This has always been Remedy's MO though. There definitely could be influence from Microsoft but I wouldn't be too surprised if this was how the game was intended to be to begin with. Max Payne used real photos for the environments and some of the actors. The story was told through comic book strips that depicted real actors as well. Alan Wake used real actors in some of the cutscenes and had "episodes" that were followed by intros and outros (complete with music). American Nightmare played out like an episode of the Twilight Zone (complete with ominous narrator) and used real actors as well. Remedy always seems to try to blend cinema with games.
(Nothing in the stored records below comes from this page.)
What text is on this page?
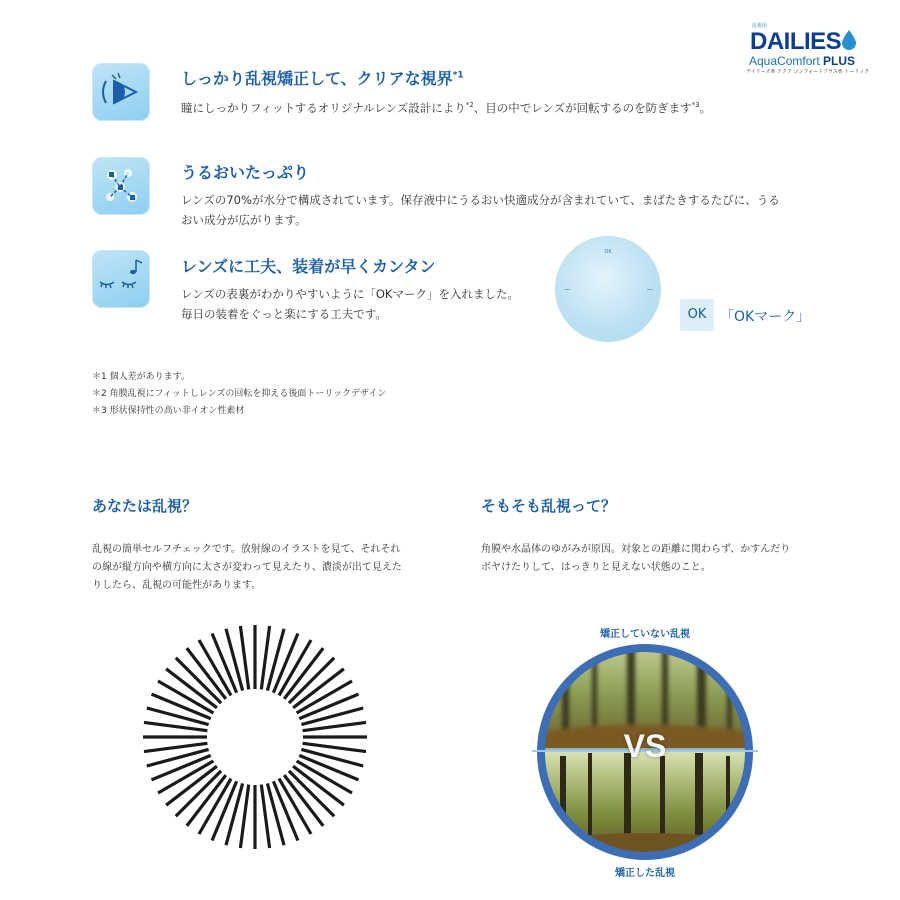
乱視用
DAILIES
AquaComfort PLUS
デイリーズ® アクア コンフォートプラス® トーリック
しっかり乱視矯正して、クリアな視界$^{*1}$
瞳にしっかりフィットするオリジナルレンズ設計により$^{*2}$、目の中でレンズが回転するのを防ぎます$^{*3}$。
うるおいたっぷり
レンズの70%が水分で構成されています。保存液中にうるおい快適成分が含まれていて、まばたきするたびに、うる
おい成分が広がります。
レンズに工夫、装着が早くカンタン
レンズの表裏がわかりやすいように「OKマーク」を入れました。
毎日の装着をぐっと楽にする工夫です。
OK
......	......
OK 「OKマーク」
＊1 個人差があります。
＊2 角膜乱視にフィットしレンズの回転を抑える後面トーリックデザイン
＊3 形状保持性の高い非イオン性素材
あなたは乱視？
乱視の簡単セルフチェックです。放射線のイラストを見て、それそれ
の線が縦方向や横方向に太さが変わって見えたり、濃淡が出て見えた
りしたら、乱視の可能性があります。
そもそも乱視って？
角膜や水晶体のゆがみが原因。対象との距離に関わらず、かすんだり
ボヤけたりして、はっきりと見えない状態のこと。
矯正していない乱視
VS
矯正した乱視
True, they have been on this path for quite a while. But it is Microsoft who pushed them further on this path. If I recall corectly from a recent article about Alan Wake 2 QB came from a concept of AW2 where part of the story was suposed to be told in a tv-show. Microsoft jumped on the idea and asked them to go 'all the way' with the show.
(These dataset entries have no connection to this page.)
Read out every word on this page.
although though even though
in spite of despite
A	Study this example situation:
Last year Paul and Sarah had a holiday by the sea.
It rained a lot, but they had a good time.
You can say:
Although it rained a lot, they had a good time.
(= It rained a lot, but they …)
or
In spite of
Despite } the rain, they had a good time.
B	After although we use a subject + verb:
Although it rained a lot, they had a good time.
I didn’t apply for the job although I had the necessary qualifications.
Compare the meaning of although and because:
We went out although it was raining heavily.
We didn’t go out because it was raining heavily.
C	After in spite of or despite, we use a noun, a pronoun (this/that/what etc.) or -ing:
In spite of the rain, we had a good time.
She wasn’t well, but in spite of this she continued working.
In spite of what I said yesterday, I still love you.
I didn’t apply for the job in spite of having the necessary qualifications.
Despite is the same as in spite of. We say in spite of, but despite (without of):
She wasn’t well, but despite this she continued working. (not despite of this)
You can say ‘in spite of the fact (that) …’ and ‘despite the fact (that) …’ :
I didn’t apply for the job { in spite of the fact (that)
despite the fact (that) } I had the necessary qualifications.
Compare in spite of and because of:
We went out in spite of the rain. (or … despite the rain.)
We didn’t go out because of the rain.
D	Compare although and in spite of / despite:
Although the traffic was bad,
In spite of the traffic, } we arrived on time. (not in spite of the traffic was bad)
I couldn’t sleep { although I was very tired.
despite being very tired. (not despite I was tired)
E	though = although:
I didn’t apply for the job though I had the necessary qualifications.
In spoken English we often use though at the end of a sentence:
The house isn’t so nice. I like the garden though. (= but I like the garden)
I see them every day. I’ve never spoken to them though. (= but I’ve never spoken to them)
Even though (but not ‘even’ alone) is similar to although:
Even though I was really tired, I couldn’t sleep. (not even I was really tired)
http://www.gamespot.com/articles/alan-wake-2-pitched-with-live-action-component-bec/1100-6435415/
I always found it interesting how Remedy tried to blend media, but QB to me is proof it doesn't work and is the wrong path in trying to push games forward as a storytelling medium. The TV-show is in fact only cutscènes filmed in live action (it is not self-contained, my wife would not be able to follow the show if she would not watch me play too, so to me it isn't even a tv-show). It looks cheap and the fact real actors play it, makes the bad videogame dialogue only stand out more. Videogames are graphically so advanced now, you don't need live action at all anymore.
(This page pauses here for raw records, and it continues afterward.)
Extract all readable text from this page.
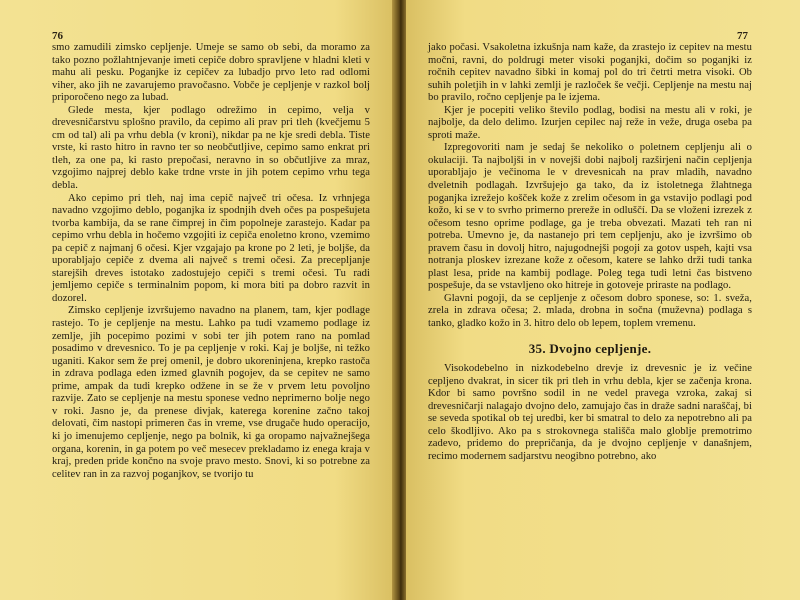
76

smo zamudili zimsko cepljenje. Umeje se samo ob sebi, da moramo za tako pozno požlahtnjevanje imeti cepiče dobro spravljene v hladni kleti v mahu ali pesku. Poganjke iz cepičev za lubadjo prvo leto rad odlomi viher, ako jih ne zavarujemo pravočasno. Vobče je cepljenje v razkol bolj priporočeno nego za lubad.

Glede mesta, kjer podlago odrežimo in cepimo, velja v drevesničarstvu splošno pravilo, da cepimo ali prav pri tleh (kvečjemu 5 cm od tal) ali pa vrhu debla (v kroni), nikdar pa ne kje sredi debla. Tiste vrste, ki rasto hitro in ravno ter so neobčutljive, cepimo samo enkrat pri tleh, za one pa, ki rasto prepočasi, neravno in so občutljive za mraz, vzgojimo najprej deblo kake trdne vrste in jih potem cepimo vrhu tega debla.

Ako cepimo pri tleh, naj ima cepič največ tri očesa. Iz vrhnjega navadno vzgojimo deblo, poganjka iz spodnjih dveh očes pa pospešujeta tvorba kambija, da se rane čimprej in čim popolneje zarastejo. Kadar pa cepimo vrhu debla in hočemo vzgojiti iz cepiča enoletno krono, vzemimo pa cepič z najmanj 6 očesi. Kjer vzgajajo pa krone po 2 leti, je boljše, da uporabljajo cepiče z dvema ali največ s tremi očesi. Za precepljanje starejših dreves istotako zadostujejo cepiči s tremi očesi. Tu radi jemljemo cepiče s terminalnim popom, ki mora biti pa dobro razvit in dozorel.

Zimsko cepljenje izvršujemo navadno na planem, tam, kjer podlage rastejo. To je cepljenje na mestu. Lahko pa tudi vzamemo podlage iz zemlje, jih pocepimo pozimi v sobi ter jih potem rano na pomlad posadimo v drevesnico. To je pa cepljenje v roki. Kaj je boljše, ni težko uganiti. Kakor sem že prej omenil, je dobro ukoreninjena, krepko rastoča in zdrava podlaga eden izmed glavnih pogojev, da se cepitev ne samo prime, ampak da tudi krepko odžene in se že v prvem letu povoljno razvije. Zato se cepljenje na mestu sponese vedno neprimerno bolje nego v roki. Jasno je, da prenese divjak, katerega korenine začno takoj delovati, čim nastopi primeren čas in vreme, vse drugače hudo operacijo, ki jo imenujemo cepljenje, nego pa bolnik, ki ga oropamo najvažnejšega organa, korenin, in ga potem po več mesecev prekladamo iz enega kraja v kraj, preden pride končno na svoje pravo mesto. Snovi, ki so potrebne za celitev ran in za razvoj poganjkov, se tvorijo tu

77

jako počasi. Vsakoletna izkušnja nam kaže, da zrastejo iz cepitev na mestu močni, ravni, do poldrugi meter visoki poganjki, dočim so poganjki iz ročnih cepitev navadno šibki in komaj pol do tri četrti metra visoki. Ob suhih poletjih in v lahki zemlji je razloček še večji. Cepljenje na mestu naj bo pravilo, ročno cepljenje pa le izjema.

Kjer je pocepiti veliko število podlag, bodisi na mestu ali v roki, je najbolje, da delo delimo. Izurjen cepilec naj reže in veže, druga oseba pa sproti maže.

Izpregovoriti nam je sedaj še nekoliko o poletnem cepljenju ali o okulaciji. Ta najboljši in v novejši dobi najbolj razširjeni način cepljenja uporabljajo je večinoma le v drevesnicah na prav mladih, navadno dveletnih podlagah. Izvršujejo ga tako, da iz istoletnega žlahtnega poganjka izrežejo košček kože z zrelim očesom in ga vstavijo podlagi pod kožo, ki se v to svrho primerno prereže in odluščí. Da se vloženi izrezek z očesom tesno oprime podlage, ga je treba obvezati. Mazati teh ran ni potreba. Umevno je, da nastanejo pri tem cepljenju, ako je izvršimo ob pravem času in dovolj hitro, najugodnejši pogoji za gotov uspeh, kajti vsa notranja ploskev izrezane kože z očesom, katere se lahko drži tudi tanka plast lesa, pride na kambij podlage. Poleg tega tudi letni čas bistveno pospešuje, da se vstavljeno oko hitreje in gotoveje priraste na podlago.

Glavni pogoji, da se cepljenje z očesom dobro sponese, so: 1. sveža, zrela in zdrava očesa; 2. mlada, drobna in sočna (muževna) podlaga s tanko, gladko kožo in 3. hitro delo ob lepem, toplem vremenu.

35. Dvojno cepljenje.

Visokodebelno in nizkodebelno drevje iz drevesnic je iz večine cepljeno dvakrat, in sicer tik pri tleh in vrhu debla, kjer se začenja krona. Kdor bi samo površno sodil in ne vedel pravega vzroka, zakaj si drevesničarji nalagajo dvojno delo, zamujajo čas in draže sadni naraščaj, bi se seveda spotikal ob tej uredbi, ker bi smatral to delo za nepotrebno ali pa celo škodljivo. Ako pa s strokovnega stališča malo globlje premotrimo zadevo, pridemo do prepričanja, da je dvojno cepljenje v današnjem, recimo modernem sadjarstvu neogibno potrebno, ako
And don't start me on the overlong emails and stuff that totally breaks op the pace. It's old fashioned videogame story telling. I can stand a short note here and there, but pages upon pages of mails? No, no, no.
There are so many games now that do a lot more interesting stuff storytellingwise. The Last of Us with it's small optional dialogue moments builds it's world way better then those overlong emails (and the game in itself is way better written too). Telltale Games have the same 'tv-show'-like structure and also branch there storylines without actually pushing it all in a very different direction. But at least you care for the characters, which makes the choices mean something, regardless if the consequense isn't all that different from the other choice. Hell, a few weeks from the release of QB we got Stories: The Path of Destinies, a little indiegem that does really interesting and new things with choices and storytelling in games.
Storywise QB is a lineair game with only the illusion of choices, that only have effect on characters you don't care about, and which is partially told via bad live action cut scènes and way to much reading.